Following up the last two posts -- I want to focus on Lama Jampa's essay "We Are Not Kind Machines: A Radical Rejection of Scientific Buddhism." Please understand that the lama is not knocking science as much as scientism.
What is scientism? I found this definition of "scientism" on a PBS website:
"Unlike the use of the scientific method as only one mode of reaching knowledge, scientism claims that science alone can render truth about the world and reality. Scientism's single-minded adherence to only the empirical, or testable, makes it a strictly scientifc worldview, in much the same way that a Protestant fundamentalism that rejects science can be seen as a strictly religious worldview. Scientism sees it necessary to do away with most, if not all, metaphysical, philosophical, and religious claims, as the truths they proclaim cannot be apprehended by the scientific method. In essence, scientism sees science as the absolute and only justifiable access to the truth."
The link in the paragraph above goes to a discussion of metaphysics that I found helpful, also. See also "Buddhism and Metaphysics." I realize now that the weird claim that the Buddha wasn't interested in the nature of reality -- a bit like saying chefs aren't interested in cooking --† probably is connected to the scientistic streak infecting Buddhism in the West.
Like many of you, I'm sure, one of the things that drew me to Buddhism in the first place is that it didn't ask me to believe anything that contradicts scientific knowledge. But I've also long believed that scientific knowledge has its limits. I see no logical reason to believe that just because a thing isn't subject to empirical observation or testing doesn't mean that thing cannot possibly be valid. As Lama Jampa says,
"This modern materialism adds nothing to the old Charvaka theories except the illusion that, if complex physical processes are described in minute enough detail, we the audience will not notice the sleight of hand involved when sentience is magically conjured out of non-sentient matter and Pinocchio becomes a real boy. In fact, materialism cannot explain how life arose out of non-life, how consciousness arose from the non-conscious, with any more compelling seriousness than the theist who declares that God simply said: 'let there be light.'
"The crucial point, therefore, is that dharma has nothing to fear from, nor any need to prostrate to, science. Science works well in detecting and quantifying things that have a material or mechanistic explanation, such as the structure of DNA.†It is the proper task of science to formulate and test hypotheses about how physical processes work.†This inbuilt limitation does not invalidate the usefulness of the scientific enterprise, but it does put it at some disadvantage in describing the nonmaterial, such as ethics, the nature of mind, and liberation from samsara--the core concerns of dharma."

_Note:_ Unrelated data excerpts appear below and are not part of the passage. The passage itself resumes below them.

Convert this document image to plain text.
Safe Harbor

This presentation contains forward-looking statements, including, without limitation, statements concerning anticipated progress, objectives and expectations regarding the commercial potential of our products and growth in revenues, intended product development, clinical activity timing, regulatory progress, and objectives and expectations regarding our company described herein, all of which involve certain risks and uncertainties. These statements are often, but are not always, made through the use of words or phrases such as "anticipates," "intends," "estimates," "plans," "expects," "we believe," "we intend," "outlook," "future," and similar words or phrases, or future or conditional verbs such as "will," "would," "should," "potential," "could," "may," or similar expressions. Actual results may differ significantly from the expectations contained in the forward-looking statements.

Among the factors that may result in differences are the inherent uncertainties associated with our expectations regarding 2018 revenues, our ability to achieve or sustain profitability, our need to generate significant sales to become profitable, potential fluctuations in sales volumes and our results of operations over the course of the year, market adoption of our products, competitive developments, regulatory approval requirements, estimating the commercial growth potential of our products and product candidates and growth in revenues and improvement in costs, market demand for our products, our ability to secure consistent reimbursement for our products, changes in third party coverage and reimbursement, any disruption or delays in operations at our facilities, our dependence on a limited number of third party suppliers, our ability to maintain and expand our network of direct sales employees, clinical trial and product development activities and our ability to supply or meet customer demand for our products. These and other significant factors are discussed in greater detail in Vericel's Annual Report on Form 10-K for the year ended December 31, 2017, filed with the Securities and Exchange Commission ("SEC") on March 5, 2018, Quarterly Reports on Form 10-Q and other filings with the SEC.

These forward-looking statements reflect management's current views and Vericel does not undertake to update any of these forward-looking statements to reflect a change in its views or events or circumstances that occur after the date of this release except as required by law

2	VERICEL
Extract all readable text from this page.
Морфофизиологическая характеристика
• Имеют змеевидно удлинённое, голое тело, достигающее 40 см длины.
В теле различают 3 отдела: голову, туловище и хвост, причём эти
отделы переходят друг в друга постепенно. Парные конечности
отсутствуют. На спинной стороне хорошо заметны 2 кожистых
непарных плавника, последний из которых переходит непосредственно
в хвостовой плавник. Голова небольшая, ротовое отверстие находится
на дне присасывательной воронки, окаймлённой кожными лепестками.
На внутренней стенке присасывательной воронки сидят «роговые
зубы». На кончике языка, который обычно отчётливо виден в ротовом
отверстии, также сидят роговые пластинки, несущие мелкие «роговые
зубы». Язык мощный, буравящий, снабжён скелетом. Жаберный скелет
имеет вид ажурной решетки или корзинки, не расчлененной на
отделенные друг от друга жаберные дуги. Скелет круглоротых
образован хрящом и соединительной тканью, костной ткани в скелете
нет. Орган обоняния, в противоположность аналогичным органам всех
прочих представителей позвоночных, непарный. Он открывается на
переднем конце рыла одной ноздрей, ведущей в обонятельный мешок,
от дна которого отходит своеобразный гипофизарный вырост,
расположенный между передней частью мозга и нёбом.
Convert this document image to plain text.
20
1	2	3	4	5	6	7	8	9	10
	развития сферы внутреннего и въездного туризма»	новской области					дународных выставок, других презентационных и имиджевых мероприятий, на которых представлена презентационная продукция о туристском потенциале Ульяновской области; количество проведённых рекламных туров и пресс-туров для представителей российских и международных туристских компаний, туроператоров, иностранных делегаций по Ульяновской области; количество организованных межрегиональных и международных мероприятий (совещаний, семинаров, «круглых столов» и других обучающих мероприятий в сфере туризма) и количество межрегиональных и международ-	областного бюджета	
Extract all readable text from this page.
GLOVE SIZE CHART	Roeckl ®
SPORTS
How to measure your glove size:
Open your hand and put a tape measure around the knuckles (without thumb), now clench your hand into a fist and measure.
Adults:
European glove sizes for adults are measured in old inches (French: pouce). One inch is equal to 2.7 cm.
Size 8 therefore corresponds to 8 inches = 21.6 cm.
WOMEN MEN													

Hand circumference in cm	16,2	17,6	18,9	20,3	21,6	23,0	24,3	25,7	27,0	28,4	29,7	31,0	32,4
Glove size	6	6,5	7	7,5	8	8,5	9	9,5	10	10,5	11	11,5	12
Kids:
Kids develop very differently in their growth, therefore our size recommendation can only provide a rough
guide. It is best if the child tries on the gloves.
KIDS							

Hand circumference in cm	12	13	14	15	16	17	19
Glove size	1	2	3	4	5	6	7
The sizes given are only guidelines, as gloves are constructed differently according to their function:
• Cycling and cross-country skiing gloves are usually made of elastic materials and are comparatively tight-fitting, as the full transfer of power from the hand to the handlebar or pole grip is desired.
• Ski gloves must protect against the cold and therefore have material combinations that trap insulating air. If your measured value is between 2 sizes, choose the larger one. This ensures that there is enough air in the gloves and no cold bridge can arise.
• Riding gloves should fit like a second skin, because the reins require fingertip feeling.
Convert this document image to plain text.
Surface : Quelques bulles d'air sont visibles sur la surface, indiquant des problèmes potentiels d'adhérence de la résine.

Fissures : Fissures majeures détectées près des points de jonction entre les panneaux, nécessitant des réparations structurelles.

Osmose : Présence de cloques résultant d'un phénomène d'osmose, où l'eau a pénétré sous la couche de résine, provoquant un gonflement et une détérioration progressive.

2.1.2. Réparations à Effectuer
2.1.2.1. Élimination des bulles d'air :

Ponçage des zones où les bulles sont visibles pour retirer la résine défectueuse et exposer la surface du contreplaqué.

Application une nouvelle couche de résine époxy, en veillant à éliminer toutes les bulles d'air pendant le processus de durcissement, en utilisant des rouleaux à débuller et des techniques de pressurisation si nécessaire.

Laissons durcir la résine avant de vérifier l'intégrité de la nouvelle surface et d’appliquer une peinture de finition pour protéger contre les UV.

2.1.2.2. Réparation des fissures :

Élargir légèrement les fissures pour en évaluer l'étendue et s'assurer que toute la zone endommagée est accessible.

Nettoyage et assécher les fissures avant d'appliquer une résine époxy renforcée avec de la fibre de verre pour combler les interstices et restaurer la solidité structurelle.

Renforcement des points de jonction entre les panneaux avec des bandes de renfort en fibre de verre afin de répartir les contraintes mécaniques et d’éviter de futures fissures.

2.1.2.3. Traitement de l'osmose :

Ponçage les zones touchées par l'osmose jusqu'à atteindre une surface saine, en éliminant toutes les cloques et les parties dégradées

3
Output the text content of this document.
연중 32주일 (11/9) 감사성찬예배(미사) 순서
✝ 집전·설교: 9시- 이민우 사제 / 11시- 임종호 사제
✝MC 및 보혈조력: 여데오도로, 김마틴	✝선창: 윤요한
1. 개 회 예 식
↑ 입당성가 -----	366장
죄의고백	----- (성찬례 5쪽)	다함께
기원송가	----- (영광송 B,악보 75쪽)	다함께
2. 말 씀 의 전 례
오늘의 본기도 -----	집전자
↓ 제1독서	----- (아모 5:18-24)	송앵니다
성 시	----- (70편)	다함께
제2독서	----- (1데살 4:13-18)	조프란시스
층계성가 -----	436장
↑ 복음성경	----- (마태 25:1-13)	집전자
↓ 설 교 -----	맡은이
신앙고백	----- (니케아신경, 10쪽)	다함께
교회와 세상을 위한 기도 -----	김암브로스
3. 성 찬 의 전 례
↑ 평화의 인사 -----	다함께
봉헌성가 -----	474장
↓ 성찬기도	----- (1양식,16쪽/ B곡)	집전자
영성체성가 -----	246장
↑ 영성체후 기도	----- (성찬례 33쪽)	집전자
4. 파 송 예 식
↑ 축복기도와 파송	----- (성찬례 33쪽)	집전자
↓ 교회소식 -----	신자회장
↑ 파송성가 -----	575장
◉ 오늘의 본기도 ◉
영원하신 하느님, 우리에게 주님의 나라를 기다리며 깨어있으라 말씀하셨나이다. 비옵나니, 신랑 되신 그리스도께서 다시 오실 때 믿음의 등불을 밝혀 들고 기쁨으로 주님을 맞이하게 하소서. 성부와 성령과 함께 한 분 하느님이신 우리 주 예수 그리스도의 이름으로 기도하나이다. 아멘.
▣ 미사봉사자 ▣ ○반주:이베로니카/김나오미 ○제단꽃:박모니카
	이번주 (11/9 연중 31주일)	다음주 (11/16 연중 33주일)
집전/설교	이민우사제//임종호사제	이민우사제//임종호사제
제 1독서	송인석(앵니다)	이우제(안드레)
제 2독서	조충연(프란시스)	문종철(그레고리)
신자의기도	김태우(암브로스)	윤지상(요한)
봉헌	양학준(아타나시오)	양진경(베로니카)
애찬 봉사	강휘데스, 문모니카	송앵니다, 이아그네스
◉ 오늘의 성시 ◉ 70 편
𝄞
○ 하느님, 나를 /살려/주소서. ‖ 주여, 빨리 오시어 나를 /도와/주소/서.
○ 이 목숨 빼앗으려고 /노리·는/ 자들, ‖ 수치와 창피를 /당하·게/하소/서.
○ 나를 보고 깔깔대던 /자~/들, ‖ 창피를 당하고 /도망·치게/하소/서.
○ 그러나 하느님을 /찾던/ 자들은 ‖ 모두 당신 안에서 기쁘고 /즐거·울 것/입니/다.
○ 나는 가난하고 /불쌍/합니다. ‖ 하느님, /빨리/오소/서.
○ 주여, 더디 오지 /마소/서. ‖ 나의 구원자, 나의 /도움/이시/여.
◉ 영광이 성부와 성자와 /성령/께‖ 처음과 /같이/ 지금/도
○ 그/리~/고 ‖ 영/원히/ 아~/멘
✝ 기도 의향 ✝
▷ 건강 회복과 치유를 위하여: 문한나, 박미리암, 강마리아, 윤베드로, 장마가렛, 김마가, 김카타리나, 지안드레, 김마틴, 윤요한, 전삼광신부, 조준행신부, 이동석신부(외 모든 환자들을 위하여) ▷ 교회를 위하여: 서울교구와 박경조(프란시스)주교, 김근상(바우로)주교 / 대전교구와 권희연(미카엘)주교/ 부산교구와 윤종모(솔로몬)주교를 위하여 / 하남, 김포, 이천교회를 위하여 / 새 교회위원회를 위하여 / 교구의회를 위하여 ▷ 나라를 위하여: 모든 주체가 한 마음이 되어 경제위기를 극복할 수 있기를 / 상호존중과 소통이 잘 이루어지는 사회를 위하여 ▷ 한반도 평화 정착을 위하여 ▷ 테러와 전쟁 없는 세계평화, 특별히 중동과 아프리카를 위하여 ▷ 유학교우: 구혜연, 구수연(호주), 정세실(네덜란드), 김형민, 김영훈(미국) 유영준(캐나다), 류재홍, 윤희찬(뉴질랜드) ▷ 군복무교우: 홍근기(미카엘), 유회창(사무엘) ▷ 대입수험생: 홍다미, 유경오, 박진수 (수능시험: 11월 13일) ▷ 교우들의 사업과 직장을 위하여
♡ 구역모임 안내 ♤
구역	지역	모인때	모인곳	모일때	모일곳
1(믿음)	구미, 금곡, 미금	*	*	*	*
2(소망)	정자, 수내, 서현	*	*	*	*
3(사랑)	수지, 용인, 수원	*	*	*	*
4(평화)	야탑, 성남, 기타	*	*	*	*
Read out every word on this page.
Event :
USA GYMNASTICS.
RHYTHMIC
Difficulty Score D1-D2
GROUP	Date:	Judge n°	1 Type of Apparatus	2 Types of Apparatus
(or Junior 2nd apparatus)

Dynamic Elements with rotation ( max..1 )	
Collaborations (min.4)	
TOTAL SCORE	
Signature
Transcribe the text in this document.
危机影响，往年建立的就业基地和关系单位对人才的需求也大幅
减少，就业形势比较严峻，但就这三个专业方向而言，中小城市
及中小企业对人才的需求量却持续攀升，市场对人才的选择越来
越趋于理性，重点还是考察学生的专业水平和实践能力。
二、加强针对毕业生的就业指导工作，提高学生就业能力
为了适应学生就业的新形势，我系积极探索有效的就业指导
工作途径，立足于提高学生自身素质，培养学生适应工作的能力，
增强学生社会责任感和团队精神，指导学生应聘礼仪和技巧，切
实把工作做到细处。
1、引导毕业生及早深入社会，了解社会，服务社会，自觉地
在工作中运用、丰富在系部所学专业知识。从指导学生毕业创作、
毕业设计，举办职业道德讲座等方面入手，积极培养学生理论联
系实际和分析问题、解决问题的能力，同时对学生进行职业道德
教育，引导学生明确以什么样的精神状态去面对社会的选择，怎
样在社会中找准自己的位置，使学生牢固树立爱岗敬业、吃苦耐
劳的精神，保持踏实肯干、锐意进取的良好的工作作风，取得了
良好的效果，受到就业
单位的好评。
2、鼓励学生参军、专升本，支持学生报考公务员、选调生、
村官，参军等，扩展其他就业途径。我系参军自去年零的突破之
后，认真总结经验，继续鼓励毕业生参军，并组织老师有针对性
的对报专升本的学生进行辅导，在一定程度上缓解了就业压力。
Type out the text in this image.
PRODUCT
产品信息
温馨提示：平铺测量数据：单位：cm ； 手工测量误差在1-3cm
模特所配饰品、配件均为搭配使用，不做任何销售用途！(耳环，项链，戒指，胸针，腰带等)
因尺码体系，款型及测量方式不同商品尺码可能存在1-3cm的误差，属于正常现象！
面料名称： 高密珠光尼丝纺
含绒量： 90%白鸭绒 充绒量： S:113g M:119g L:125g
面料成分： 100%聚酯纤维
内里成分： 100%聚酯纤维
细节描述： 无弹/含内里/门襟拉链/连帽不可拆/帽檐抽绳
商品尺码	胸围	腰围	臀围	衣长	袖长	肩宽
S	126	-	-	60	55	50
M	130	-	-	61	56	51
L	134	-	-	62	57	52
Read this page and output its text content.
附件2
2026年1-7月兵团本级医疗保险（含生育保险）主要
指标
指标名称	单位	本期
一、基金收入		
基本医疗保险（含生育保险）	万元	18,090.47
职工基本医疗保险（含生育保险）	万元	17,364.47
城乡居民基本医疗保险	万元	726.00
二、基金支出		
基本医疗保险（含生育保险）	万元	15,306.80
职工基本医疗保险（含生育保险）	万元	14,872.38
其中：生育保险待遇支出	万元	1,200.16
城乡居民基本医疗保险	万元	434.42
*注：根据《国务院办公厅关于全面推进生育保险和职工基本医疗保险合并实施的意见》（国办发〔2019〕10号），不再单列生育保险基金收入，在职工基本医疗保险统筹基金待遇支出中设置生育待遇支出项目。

The flip side of the Buddhism and science issue is that there are those who want science to "prove" the truth of Buddhism somehow. I've bumped into people who think the Abhidhamma is about quantum mechanics, for example. One suspects this approach could generate a lot of junk science, not to mention junk Buddhism.
The scientistic-materialistic crowd do not like to be told there are things the scientific method cannot measure, and when you do they nearly always retort that such a claim is a "god of the gaps" argument. But this assumes that the only alternative to what science can tell us is superstition and belief in unseen spirits. It's beyond their comprehension that the unmeasurable thing might be no more supernatural or the stuff of fanciful imagination than cats or gravity.
In his very excellent book Meditations of a Buddhist Skeptic, B. Alan Wallace points out that the various branches of science don't agree on materialism and whether non-material things might be "real" in some way. And as I understand it (which isn't much), quantum physics really is challenging the belief in a universe "constituted of absolutely objective matter" and nothing else. But that which is not absolutely objective matter is not necessarily a "sky fairy." It may be non-material phenomena operating under their own natural laws, but which are not measurable by any way we yet know how to measure.
Really, is that so hard to understand?